People assume that Wales will improve from last week but I’m not so sure
Maybe they took their eye off the ball but bad performances are never good preparation
Everything we said to each other touched on not getting ahead of ourselves. And yet, maybe we did. Maybe that was partly to blame for Wales last Saturday.
That’s what makes New Zealand so impressive. The perform every day they go out. They have a certain standard that they don’t drop below, certain ways of performing that are acceptable to the group. And they seem to hit that height every time they go out. Those who don’t hit them disappear and someone comes in to take their place. Even on the days when they skirt close to the line, they usually find a way – just like they did against Ireland in November.
Wales didn’t do that last week. For whatever reason, they were below par.
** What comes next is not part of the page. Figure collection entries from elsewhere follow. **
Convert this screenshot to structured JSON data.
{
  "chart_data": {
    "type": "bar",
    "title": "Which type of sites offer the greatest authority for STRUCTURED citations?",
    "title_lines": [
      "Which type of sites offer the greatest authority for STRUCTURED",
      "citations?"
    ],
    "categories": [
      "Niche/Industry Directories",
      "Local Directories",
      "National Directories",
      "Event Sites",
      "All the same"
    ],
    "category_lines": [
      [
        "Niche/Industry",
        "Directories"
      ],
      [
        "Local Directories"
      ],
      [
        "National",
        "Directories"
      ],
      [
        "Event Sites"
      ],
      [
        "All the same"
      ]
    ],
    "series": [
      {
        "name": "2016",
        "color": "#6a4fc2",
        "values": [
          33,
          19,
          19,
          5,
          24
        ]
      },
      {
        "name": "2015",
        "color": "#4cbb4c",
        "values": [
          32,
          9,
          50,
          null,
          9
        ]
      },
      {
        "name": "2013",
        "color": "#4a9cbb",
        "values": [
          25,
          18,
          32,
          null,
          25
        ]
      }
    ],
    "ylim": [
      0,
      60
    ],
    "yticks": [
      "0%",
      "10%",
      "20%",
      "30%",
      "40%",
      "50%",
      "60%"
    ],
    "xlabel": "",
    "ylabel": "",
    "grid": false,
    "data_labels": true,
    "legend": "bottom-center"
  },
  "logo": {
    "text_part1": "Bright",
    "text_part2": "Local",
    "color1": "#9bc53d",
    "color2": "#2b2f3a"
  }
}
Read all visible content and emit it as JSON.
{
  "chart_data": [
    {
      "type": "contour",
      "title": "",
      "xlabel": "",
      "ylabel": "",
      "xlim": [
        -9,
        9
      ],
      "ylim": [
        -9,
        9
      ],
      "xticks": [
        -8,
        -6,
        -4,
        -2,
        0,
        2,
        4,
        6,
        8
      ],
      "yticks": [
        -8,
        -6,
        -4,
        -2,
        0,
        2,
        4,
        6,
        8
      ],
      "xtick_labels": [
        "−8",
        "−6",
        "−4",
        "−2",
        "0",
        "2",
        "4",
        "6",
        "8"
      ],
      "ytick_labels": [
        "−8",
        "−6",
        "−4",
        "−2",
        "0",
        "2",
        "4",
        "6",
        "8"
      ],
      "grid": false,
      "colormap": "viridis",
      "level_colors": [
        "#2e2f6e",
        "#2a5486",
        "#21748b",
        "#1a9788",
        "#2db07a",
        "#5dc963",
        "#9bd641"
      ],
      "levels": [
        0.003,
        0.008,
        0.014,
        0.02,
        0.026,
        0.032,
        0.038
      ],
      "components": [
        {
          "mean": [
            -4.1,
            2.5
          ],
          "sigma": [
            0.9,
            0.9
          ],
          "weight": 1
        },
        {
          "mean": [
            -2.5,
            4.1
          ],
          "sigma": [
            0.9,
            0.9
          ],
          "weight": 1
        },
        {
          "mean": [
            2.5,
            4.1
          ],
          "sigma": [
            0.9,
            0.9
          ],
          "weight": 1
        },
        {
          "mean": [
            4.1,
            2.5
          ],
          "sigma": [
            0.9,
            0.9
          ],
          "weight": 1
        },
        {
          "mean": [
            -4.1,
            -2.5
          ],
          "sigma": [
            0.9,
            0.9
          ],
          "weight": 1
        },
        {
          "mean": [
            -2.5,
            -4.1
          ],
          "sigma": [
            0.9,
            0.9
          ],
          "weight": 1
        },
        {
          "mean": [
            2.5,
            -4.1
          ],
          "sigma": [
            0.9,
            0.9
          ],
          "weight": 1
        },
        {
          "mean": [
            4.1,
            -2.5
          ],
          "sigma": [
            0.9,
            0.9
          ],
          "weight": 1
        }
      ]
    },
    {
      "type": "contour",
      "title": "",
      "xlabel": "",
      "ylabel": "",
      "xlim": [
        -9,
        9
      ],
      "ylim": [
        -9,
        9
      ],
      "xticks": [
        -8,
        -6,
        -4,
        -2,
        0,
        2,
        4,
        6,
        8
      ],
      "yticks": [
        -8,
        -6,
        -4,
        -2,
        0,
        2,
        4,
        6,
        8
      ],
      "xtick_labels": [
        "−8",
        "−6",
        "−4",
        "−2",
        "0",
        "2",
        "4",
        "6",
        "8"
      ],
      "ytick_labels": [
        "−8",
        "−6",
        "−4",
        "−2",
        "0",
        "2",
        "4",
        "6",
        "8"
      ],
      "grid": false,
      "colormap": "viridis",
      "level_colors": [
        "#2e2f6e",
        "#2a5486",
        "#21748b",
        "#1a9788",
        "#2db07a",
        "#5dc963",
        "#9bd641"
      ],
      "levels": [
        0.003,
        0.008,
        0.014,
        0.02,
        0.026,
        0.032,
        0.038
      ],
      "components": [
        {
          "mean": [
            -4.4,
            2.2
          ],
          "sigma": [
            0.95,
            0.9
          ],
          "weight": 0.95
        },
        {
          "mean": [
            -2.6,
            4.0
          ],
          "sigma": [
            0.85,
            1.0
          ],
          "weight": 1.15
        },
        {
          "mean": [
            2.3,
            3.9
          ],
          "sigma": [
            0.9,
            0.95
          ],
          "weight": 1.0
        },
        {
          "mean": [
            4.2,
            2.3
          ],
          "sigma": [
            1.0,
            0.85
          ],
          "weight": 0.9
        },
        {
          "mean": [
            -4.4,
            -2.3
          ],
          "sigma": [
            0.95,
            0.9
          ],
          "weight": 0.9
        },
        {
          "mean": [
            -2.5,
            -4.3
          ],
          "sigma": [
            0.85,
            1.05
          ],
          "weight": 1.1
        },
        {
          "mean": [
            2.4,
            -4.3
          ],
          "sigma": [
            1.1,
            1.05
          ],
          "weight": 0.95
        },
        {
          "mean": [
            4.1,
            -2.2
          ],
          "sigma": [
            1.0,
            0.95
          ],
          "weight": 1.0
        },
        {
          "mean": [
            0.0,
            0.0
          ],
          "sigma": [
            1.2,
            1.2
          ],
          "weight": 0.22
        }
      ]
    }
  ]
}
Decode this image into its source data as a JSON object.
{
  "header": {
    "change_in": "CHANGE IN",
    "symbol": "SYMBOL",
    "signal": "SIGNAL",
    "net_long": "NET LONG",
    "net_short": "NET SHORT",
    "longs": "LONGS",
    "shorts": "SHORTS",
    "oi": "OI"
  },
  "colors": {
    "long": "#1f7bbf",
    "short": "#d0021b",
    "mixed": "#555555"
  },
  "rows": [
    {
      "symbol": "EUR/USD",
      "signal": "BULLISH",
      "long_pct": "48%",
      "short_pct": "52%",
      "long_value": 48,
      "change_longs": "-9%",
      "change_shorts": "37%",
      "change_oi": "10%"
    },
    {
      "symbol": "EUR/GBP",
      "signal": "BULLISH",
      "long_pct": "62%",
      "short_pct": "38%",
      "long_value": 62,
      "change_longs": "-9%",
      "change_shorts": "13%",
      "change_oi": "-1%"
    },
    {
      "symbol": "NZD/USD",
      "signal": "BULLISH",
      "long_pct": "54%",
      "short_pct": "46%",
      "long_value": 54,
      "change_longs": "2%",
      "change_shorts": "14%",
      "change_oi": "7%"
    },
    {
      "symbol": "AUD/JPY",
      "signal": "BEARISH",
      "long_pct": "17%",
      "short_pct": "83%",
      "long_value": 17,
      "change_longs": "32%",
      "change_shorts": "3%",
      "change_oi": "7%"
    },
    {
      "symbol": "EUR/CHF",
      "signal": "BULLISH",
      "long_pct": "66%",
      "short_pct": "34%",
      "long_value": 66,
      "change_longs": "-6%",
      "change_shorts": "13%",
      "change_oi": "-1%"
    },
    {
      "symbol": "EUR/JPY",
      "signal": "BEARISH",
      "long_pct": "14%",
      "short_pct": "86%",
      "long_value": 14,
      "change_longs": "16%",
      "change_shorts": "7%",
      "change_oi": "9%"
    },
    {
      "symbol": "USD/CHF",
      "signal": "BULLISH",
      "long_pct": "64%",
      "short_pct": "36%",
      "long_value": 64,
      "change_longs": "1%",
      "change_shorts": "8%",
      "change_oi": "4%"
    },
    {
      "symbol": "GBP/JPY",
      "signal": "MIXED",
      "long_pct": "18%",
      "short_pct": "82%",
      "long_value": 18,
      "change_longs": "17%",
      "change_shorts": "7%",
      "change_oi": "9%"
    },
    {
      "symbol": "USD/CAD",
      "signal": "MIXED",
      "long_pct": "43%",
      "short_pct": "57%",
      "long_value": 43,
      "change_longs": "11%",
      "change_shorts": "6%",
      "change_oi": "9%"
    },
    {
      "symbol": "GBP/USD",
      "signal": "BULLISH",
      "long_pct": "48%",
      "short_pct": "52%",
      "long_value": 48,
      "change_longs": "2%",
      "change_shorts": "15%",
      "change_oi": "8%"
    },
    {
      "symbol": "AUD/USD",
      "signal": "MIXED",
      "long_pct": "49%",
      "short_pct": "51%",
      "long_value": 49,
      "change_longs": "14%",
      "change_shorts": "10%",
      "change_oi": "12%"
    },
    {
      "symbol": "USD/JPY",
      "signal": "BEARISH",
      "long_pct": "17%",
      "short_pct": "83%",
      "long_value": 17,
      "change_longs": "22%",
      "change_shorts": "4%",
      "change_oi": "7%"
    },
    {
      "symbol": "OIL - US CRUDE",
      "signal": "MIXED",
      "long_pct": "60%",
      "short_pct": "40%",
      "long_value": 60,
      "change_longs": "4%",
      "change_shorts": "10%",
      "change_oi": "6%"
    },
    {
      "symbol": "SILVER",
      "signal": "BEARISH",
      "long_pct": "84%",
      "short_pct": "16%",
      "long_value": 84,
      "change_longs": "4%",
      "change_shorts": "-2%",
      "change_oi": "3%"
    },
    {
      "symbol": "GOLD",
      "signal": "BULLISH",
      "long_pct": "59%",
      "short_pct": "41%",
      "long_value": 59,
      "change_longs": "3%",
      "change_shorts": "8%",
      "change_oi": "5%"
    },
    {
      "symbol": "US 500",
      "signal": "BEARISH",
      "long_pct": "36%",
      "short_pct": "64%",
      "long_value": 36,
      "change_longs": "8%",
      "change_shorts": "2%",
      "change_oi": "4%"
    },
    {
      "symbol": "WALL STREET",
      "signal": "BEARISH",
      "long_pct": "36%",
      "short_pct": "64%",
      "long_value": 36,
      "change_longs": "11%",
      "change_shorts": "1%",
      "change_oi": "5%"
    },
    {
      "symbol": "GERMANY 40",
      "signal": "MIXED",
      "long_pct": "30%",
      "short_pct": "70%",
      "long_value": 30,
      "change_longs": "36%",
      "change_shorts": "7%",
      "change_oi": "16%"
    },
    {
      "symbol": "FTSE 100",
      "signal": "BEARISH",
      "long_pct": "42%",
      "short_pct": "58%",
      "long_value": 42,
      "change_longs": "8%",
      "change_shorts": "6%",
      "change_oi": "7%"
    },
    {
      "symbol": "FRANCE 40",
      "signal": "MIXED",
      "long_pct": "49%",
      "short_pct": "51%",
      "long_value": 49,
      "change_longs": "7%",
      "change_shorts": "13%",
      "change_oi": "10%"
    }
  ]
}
You could see that they were rusty and that they found Italy tough going. But I don’t buy the argument that it automatically means that they will turn it on against Ireland. Sport doesn’t work like that.
I actually think there’s a strong argument to be made that Wales aren’t as good as people assume. Obviously if they turn up, as they can, they’ll be hard to beat. They have huge power throughout their team but I actually think that all their power has made them a bit one-dimensional and predictable. They rely heavily on running over people and using the amount of sheer force they have. But there’s not a lot of variety there.
Excellent skill sets
They still have a lot of individual talent and they have guys with excellent skill sets but that power game will only bring you so far. Eventually, good coaches and good players will work you out. Ireland could obviously do with the likes of Seán O’Brien and Stephen Ferris in the side to counteract all that power but you have to go with what you have and in fairness I thought the back row were excellent against Scotland.
In a way, it might not be a bad idea for Ireland on Saturday to let Wales play their power game initially. Let them throw the ball around, let them think they can run the ball from their own 22. Sucker them into thinking they’re brilliant and then frustrate the hell out of them with good defence. Be patient and then go for the jugular when they get isolated in the wider channels.
The key for Ireland will be patience and discipline. They weren’t scintillating against Scotland but they didn’t need to be and I don’t think they really need to be against Wales either. They need to be efficient and accurate and if they do that, the consistency will follow.
If Joe Schmidt can bring that to Irish rugby, his time in charge will be a success. I would love to see them just keep to a certain standard and to get rid of the kind of mental baggage that has held us back over the years.